Representation theory seminar
Organized by the representation theory group at SIMIS
Mondays at 4pm
Lucien Hennecart, CNRS
06/23, SIMIS room 1210
Mackey formula for representations of reductive groups
In this talk, I will describe the construction of induction and restriction morphisms on the critical cohomology associated with a function on a representation of a reductive group. The induction morphisms play a key role in obtaining a cohomological integrality decomposition, which is a decomposition into finite-dimensional pieces with enumerative significance. The building blocks of this decomposition are given by the BPS cohomology. After discussing this decomposition and its geometric meaning, I will present a cohomological version of the Mackey formula that relates the induction and restriction operations. I will also present examples of the formalism in low dimensions. This can be seen as a generalization to more general stacks of the cohomological Hall algebra multiplication and its localized restriction.
Past talks
Weiping Li, HKUST
06/16, SIMIS room 1210
Infinite dimensional algebra and instanton moduli spaces
Given a projective smooth surface X and its blowup surface Y, Yoshioka calculated the blowup formula relating Betti numbers of the moduli space of rank two sheaves on X with those on Y. Nakajima asked the question of a representation-theoretic interpretation of the blowup formula. In the joint work with Qingyuan Jiang and Yu Zhao, we studied the representation of an extended Clifford algebra on the cohomology of the moduli space of stable sheaves on Y and answered Nakajima’s question.

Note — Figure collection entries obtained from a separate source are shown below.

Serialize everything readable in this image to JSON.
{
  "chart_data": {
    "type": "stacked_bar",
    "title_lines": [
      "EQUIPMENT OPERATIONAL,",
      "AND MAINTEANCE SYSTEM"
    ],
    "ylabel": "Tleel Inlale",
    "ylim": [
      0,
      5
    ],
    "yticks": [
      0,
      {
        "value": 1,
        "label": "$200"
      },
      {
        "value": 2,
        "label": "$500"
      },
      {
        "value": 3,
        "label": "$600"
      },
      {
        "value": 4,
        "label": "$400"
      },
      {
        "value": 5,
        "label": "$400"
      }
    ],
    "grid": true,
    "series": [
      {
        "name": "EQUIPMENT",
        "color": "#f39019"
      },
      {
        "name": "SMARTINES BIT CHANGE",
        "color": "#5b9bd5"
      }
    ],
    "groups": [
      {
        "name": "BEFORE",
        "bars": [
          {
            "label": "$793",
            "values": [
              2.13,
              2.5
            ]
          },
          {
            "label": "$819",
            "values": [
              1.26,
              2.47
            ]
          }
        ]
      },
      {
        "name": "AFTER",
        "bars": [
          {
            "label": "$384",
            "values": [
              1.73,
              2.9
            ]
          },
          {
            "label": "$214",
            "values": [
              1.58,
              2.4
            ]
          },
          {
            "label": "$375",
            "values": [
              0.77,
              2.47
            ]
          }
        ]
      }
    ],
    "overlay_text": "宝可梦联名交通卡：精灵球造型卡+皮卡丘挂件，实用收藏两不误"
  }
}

Mikhail Bershtein, SISSA Trieste
At 2pm! 06/09, SIMIS room 1210
Highest-weight vectors and three-point functions in coset decomposition
We revisit the classical Goddard Kent Olive coset construction. We find the formulas for the highest weight vectors in coset decomposition and calculate their norms. We also derive formulas for matrix elements of natural vertex operators between these vectors. This leads to relations on conformal blocks. Due to the AGT relation, these relations are equivalent to blowup relations on Nekrasov partition functions with the presence of the surface defect. These relations can be used to prove Kyiv formulas for the Painlevé tau-functions (following Nekrasov’s method).
Emile Bouaziz, Academia Sinica
05/19, SIMIS room 1210
Elliptic Constructions via DAG
I’ll talk about some recent work with Adeel Khan in which we construct elliptic versions of loop spaces from derived algebraic geometry. I’ll explain the construction, which passes through a Tannakian formalism, and sketch the resulting equivariant elliptic cohomology theory. Time permitting I will explain some expected applications to geometric representation theory.